Saturday morning’s capping of the liberty pole at Willson Park commemorates an event that “may or may not have happened here,” said Jim Ringwood of the Bedford Minuteman Company, “But it evokes the history of the colonial period.”
As this year’s first lieutenant, Ringwood will serve as master of ceremonies for the event, which every year is the first in a series of celebrations focusing on the hostilities that launched what became the American Revolution on April 19, 1775.
“Bedford is the tip of the iceberg, on Saturday morning, for events later in the day and then the following weekend,” said Peter Secor, this year’s captain of the Minutemen.
Pole capping is scheduled for Saturday morning at the intersection of The Great Road, Concord, and North Roads. The green triangle is named Willson Park, acknowledged for Jonathan Willson, captain of the original Bedford Minutemen, who was fatally shot on April 19 during a skirmish in Lincoln as volunteers exchanged fire with British troops retreating from Concord.
(Trivia break – the roadway that links North and Concord Roads, on the northwest leg of Willson Park, is named Park Row.)
Pole-capping re-enacts pre-Revolution activism, with the red cap a statement of defiance to the British crown.
Colonial marchers from several area towns will stand in formation as the Bedford company steps off at 10:15 a.m., carrying the liberty pole, which will be installed into a newly-rebuilt wooden stanchion on the park turf. (Secor thanked longtime Minuteman Dr. Roy Kring for arranging for the replacement.)
Historically in Bedford, a Minuteman shinnies up the pole and attaches the knit cap to the top. This year the company invited a detachment from the Air Force Junior Reserve Officer Training Corps from Bedford High School to participate in the parade, and one of the students will have the honor of climbing and capping.
All the colonial marchers then parade in formation past the reviewing stand.
“We are the only group in the region that has anything to do with a liberty pole,” Ringwood stated, noting that the custom actually had its origin during the time of the Roman Empire.
Secor added, “It’s terrific to have the first event – there has been a lot of preparation this year. All the other companies are excited to be here.” Ringwood added, “There’s a social aspect of it for all the area groups and they get into shape for the season.”

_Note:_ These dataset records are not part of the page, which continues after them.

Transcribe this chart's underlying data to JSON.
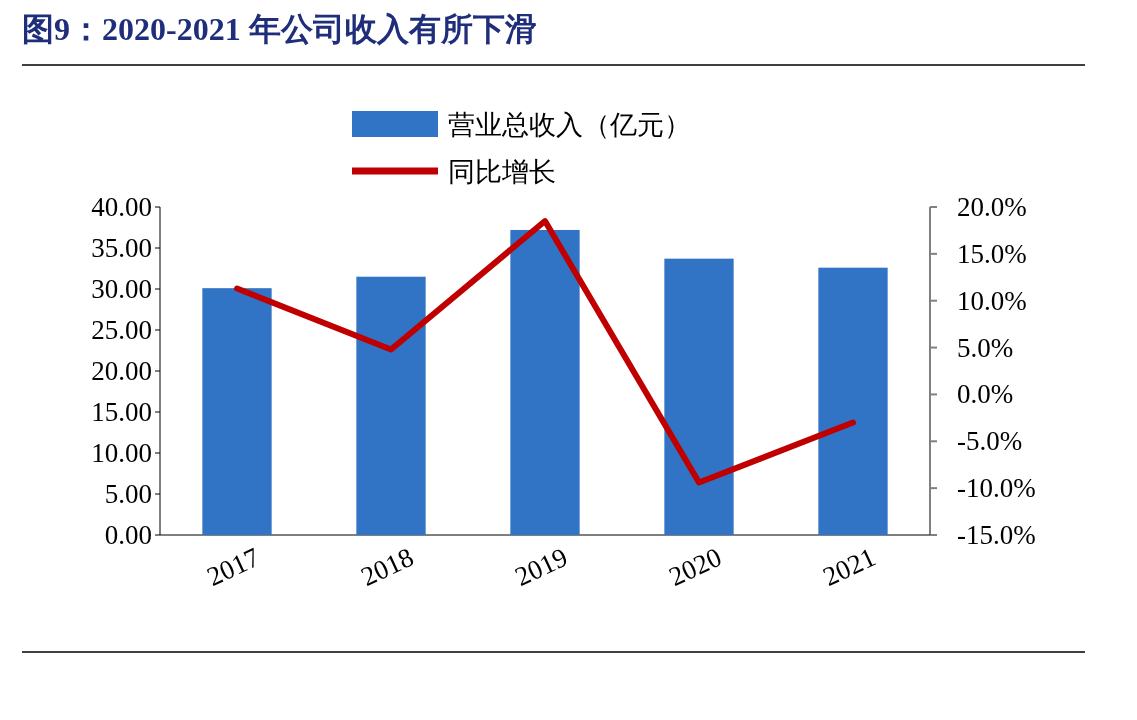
{
  "chart_data": {
    "type": "bar",
    "title": "图9：2020-2021 年公司收入有所下滑",
    "categories": [
      "2017",
      "2018",
      "2019",
      "2020",
      "2021"
    ],
    "series": [
      {
        "name": "营业总收入（亿元）",
        "color": "#3174c6",
        "values": [
          30.1,
          31.5,
          37.2,
          33.7,
          32.6
        ]
      },
      {
        "name": "同比增长",
        "type": "line",
        "axis": "y2",
        "color": "#c00000",
        "values": [
          11.3,
          4.8,
          18.5,
          -9.4,
          -3.0
        ]
      }
    ],
    "ylim": [
      0,
      40
    ],
    "yticks": [
      {
        "value": 0,
        "label": "0.00"
      },
      {
        "value": 5,
        "label": "5.00"
      },
      {
        "value": 10,
        "label": "10.00"
      },
      {
        "value": 15,
        "label": "15.00"
      },
      {
        "value": 20,
        "label": "20.00"
      },
      {
        "value": 25,
        "label": "25.00"
      },
      {
        "value": 30,
        "label": "30.00"
      },
      {
        "value": 35,
        "label": "35.00"
      },
      {
        "value": 40,
        "label": "40.00"
      }
    ],
    "y2lim": [
      -15,
      20
    ],
    "y2ticks": [
      {
        "value": -15,
        "label": "-15.0%"
      },
      {
        "value": -10,
        "label": "-10.0%"
      },
      {
        "value": -5,
        "label": "-5.0%"
      },
      {
        "value": 0,
        "label": "0.0%"
      },
      {
        "value": 5,
        "label": "5.0%"
      },
      {
        "value": 10,
        "label": "10.0%"
      },
      {
        "value": 15,
        "label": "15.0%"
      },
      {
        "value": 20,
        "label": "20.0%"
      }
    ],
    "legend": "top"
  }
}
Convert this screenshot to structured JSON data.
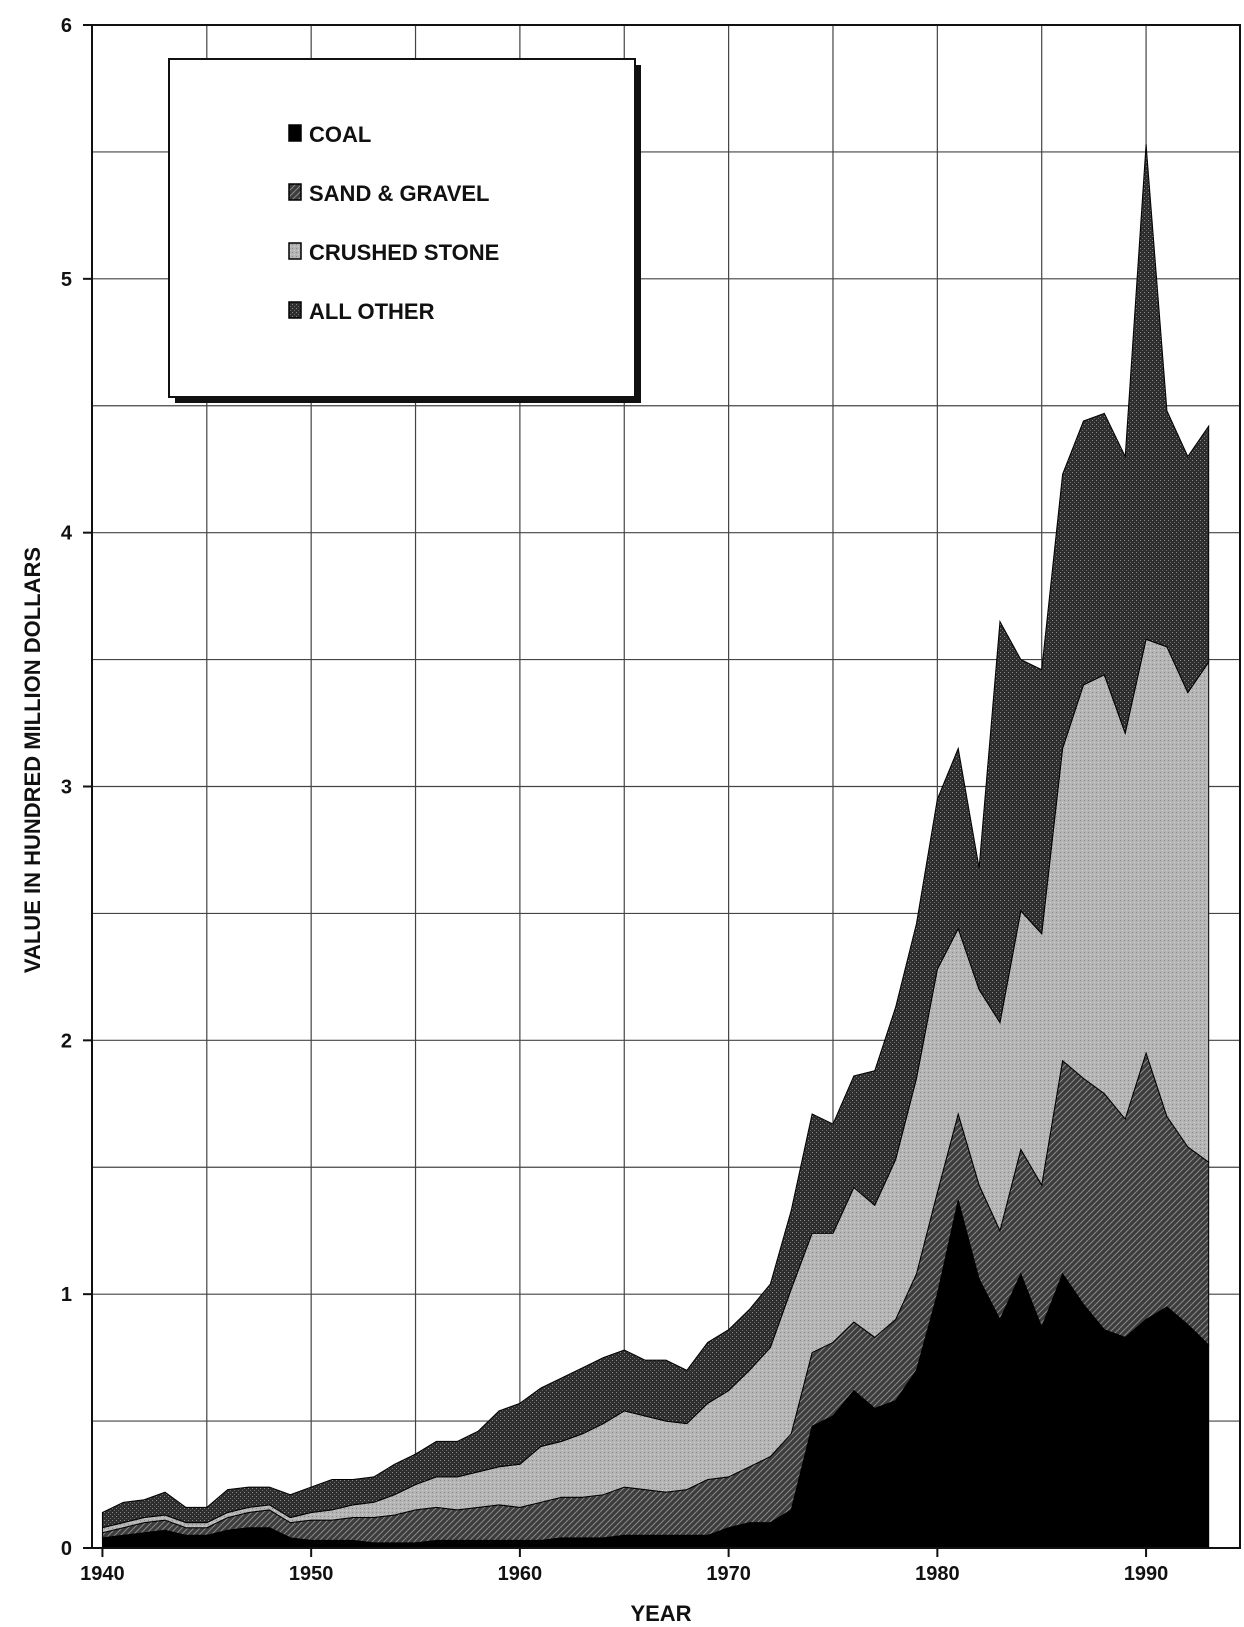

Indeed, early Saturday afternoon Minutemen from Bedford and nearby towns will reconvene around Meriam’s Corner – Lexington and Old Bedford Roads – in Concord to commemorate the 1775 fighting there. Secor said there also will be a ceremony later in the afternoon at the Paul Revere capture site on Route 2A east of Hanscom Drive.
The Minuteman leaders are also looking ahead two years from this weekend when Bedford’s pole-capping will be the first event of a two-year national celebration: the 250th anniversary of the Revolution. They said they hope more residents get involved to bolster the Minuteman membership, which exceeded 50 during the American Revolution Bicentennial in 1975.
Secor said he can get emotional “walking at the places where all this actually happened.” Ringwood said even after experiencing about 25 pole-cappings, “it still has an effect – that’s the whole purpose.”
Ringwood wasn’t there, but his father-in-law, John Ahearn, presided at the first Bedford pole-capping in 1965, after he led the campaign to reconstitute the Minuteman company.